Humanities leaders/Ann Blair and Ewa Lajer-Burcharth
Ann Blair is the Henry Charles Lea Professor of History at Harvard. She has served on the Harvard faculty for more than 14 years and was named a MacArthur Foundation fellow in 2002. Blair specializes in the intellectual and cultural history of early modern Europe, with an emphasis on the history of the book, the relations between science and religion, and early modern France. She has recently finished a book that explores how scholars managed information in an era that long predated search engines or databases. She is also the author of the book “The Theater of Nature: Jean Bodin and Renaissance Science” (Princeton University Press, 1997).
Ewa Lajer-Burcharth is a professor of the history of art and architecture at Harvard. With a focus on 18th and 19th century European art as well as contemporary art and critical theory, Lajer-Burcharth has taught a variety of courses about provocative issues in art during these periods. She is the author of “Necklines: The Art of Jacques-Louis David after the Terror” (Yale University Press, 1999). Lajer-Burcharth has a forthcoming book titled “A Touch of Self: Paint and Person in Eighteenth Century Art” and is currently working on “Interiority at Risks: Precarious Spaces in Contemporary Art.” She has received fellowships from the Guggenheim Memorial Foundation and the Institute for Advanced Study in Princeton, N.J.
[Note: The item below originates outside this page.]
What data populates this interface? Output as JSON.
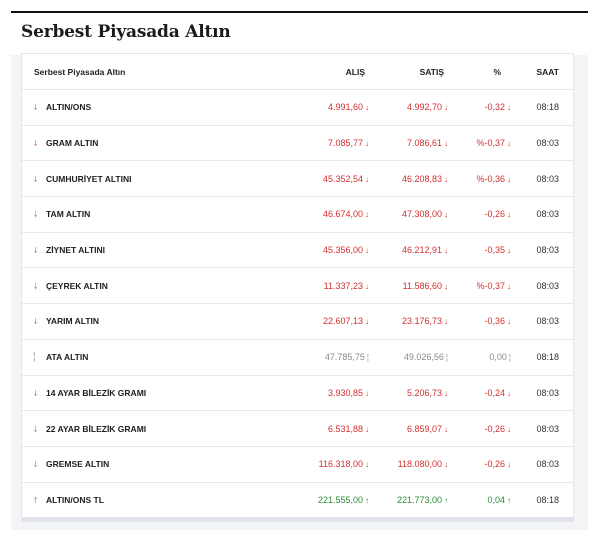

Social science leaders/Brigitte Madrian and Robert J. Sampson
Brigitte Madrian is the Aetna Professor of Public Policy and Corporate Management at the Harvard Kennedy School and a research associate at the National Bureau of Economic Research. Madrian’s current research focuses on household saving and investment behavior. Her work in this area has impacted the design of employer-sponsored savings plans in the United States and has influenced pension reform legislation both nationally and abroad. Madrian received the John Heinz Dissertation Award from the National Academy of Social Insurance and the TIAA-CREF (Teachers Insurance and Annuity Association-College Retirement Equities Fund) Paul A. Samuelson Award.
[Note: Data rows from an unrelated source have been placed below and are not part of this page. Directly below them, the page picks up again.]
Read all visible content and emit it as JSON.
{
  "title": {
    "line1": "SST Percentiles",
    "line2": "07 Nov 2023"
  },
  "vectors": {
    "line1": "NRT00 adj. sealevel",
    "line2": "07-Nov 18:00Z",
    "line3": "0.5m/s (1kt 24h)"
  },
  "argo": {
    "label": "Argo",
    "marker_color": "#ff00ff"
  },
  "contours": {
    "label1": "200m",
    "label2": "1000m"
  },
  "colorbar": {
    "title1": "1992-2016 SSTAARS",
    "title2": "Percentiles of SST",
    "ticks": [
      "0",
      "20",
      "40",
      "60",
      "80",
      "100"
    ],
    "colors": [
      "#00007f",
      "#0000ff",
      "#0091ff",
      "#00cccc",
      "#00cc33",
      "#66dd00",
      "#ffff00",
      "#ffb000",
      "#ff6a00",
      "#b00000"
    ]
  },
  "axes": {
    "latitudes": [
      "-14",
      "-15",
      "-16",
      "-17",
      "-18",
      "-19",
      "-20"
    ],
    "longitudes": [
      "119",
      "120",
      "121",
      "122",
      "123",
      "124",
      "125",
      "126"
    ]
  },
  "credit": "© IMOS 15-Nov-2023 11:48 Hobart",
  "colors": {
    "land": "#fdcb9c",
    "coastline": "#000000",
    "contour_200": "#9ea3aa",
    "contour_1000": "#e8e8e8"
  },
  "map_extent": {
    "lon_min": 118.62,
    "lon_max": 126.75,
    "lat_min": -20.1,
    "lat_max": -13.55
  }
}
Robert J. Sampson is chair of the Department of Sociology and the Henry Ford II Professor of the Social Sciences at Harvard. He is engaged in a long-term study from birth to death of 1,000 disadvantaged men born in Boston during the Great Depression era, and has two books from this project, “Shared Beginnings, Divergent Lives: Delinquent Boys to Age 70” (Harvard University Press, 2003) and “Crime in the Making: Pathways and Turning Points through Life” (Harvard University Press, 1993). Sampson’s two books have been recognized with numerous scholarly awards. A former senior research fellow at the American Bar Foundation and a fellow at the Center for Advanced Study in the Behavioral Sciences at Stanford University, he is now a member of the American Academy of Arts and Sciences and the National Academy of Sciences.
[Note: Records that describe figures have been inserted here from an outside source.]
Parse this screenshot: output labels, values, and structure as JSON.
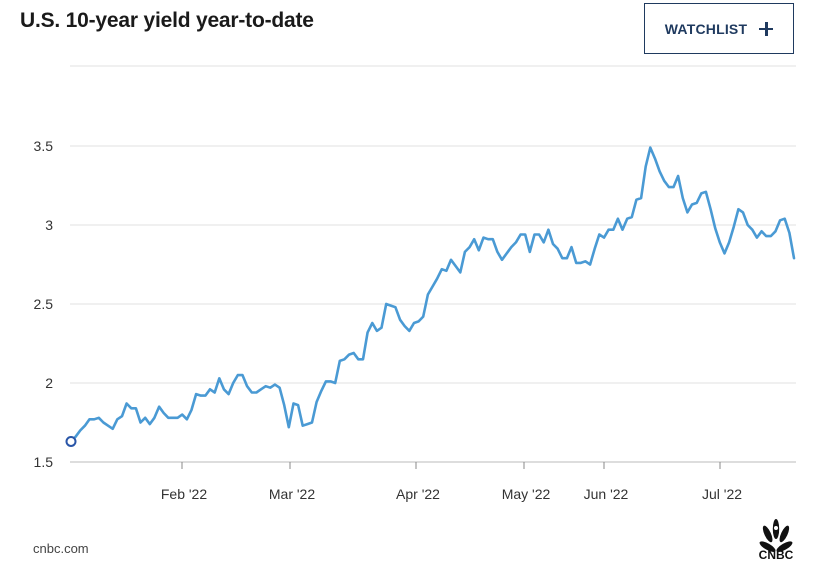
{
  "header": {
    "title": "U.S. 10-year yield year-to-date",
    "watchlist_label": "WATCHLIST"
  },
  "footer": {
    "source": "cnbc.com",
    "logo_text": "CNBC"
  },
  "colors": {
    "line": "#4a9ad4",
    "grid": "#e2e2e2",
    "button": "#1f3a5f"
  },
  "chart_data": {
    "type": "line",
    "title": "U.S. 10-year yield year-to-date",
    "xlabel": "",
    "ylabel": "",
    "x_tick_labels": [
      "Feb '22",
      "Mar '22",
      "Apr '22",
      "May '22",
      "Jun '22",
      "Jul '22"
    ],
    "y_ticks": [
      1.5,
      2,
      2.5,
      3,
      3.5
    ],
    "y_tick_labels": [
      "1.5",
      "2",
      "2.5",
      "3",
      "3.5"
    ],
    "ylim": [
      1.5,
      3.9
    ],
    "grid": "horizontal",
    "start_marker": true,
    "series": [
      {
        "x_range": [
          "Jan 3 '22",
          "Jul 29 '22"
        ],
        "values": [
          1.63,
          1.66,
          1.7,
          1.73,
          1.77,
          1.77,
          1.78,
          1.75,
          1.73,
          1.71,
          1.77,
          1.79,
          1.87,
          1.84,
          1.84,
          1.75,
          1.78,
          1.74,
          1.78,
          1.85,
          1.81,
          1.78,
          1.78,
          1.78,
          1.8,
          1.77,
          1.83,
          1.93,
          1.92,
          1.92,
          1.96,
          1.94,
          2.03,
          1.96,
          1.93,
          2.0,
          2.05,
          2.05,
          1.98,
          1.94,
          1.94,
          1.96,
          1.98,
          1.97,
          1.99,
          1.97,
          1.86,
          1.72,
          1.87,
          1.86,
          1.73,
          1.74,
          1.75,
          1.88,
          1.95,
          2.01,
          2.01,
          2.0,
          2.14,
          2.15,
          2.18,
          2.19,
          2.15,
          2.15,
          2.32,
          2.38,
          2.33,
          2.35,
          2.5,
          2.49,
          2.48,
          2.4,
          2.36,
          2.33,
          2.38,
          2.39,
          2.42,
          2.56,
          2.61,
          2.66,
          2.72,
          2.71,
          2.78,
          2.74,
          2.7,
          2.83,
          2.86,
          2.91,
          2.84,
          2.92,
          2.91,
          2.91,
          2.83,
          2.78,
          2.82,
          2.86,
          2.89,
          2.94,
          2.94,
          2.83,
          2.94,
          2.94,
          2.89,
          2.97,
          2.88,
          2.85,
          2.79,
          2.79,
          2.86,
          2.76,
          2.76,
          2.77,
          2.75,
          2.85,
          2.94,
          2.92,
          2.97,
          2.97,
          3.04,
          2.97,
          3.04,
          3.05,
          3.16,
          3.17,
          3.37,
          3.49,
          3.42,
          3.34,
          3.28,
          3.24,
          3.24,
          3.31,
          3.17,
          3.08,
          3.13,
          3.14,
          3.2,
          3.21,
          3.1,
          2.98,
          2.89,
          2.82,
          2.89,
          2.99,
          3.1,
          3.08,
          3.0,
          2.97,
          2.92,
          2.96,
          2.93,
          2.93,
          2.96,
          3.03,
          3.04,
          2.95,
          2.79
        ]
      }
    ]
  }
}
Science leaders/Dimitar D. Sasselov and Rosalind A. Segal
Dimitar D. Sasselov has taught at Harvard since 1998 and is currently a professor of astronomy and the director of the Harvard Origins of Life Initiative. He arrived at the Center for Astrophysics (CfA) in 1990 as a Harvard-Smithsonian Center postdoctoral fellow. His research explores the many modes of interaction between radiation and matter, from the evolution of hydrogen and helium in the early universe to the study of the structure of stars. Most recently, his research has led him to explore the nature of planets orbiting other stars, and he has discovered a few planets using novel techniques. He hopes to use these techniques to find planets like Earth.
Rosalind A. Segal is a member of the Department of Pediatric Oncology at the Dana-Farber Cancer Institute and is a professor of neurobiology at Harvard Medical School. Her laboratory research focuses on the biology of brain tumors by probing the complex molecular machinery of the developing brain. She is the recipient of numerous honors, including the Robert H. Ebert Clinical Professor award from the Esther A. and Joseph Klingenstein Fund, an award from the Claudia Adams Barr Program in Innovative Basic Cancer Research, and a National Institutes of Health Directors Pioneer Award.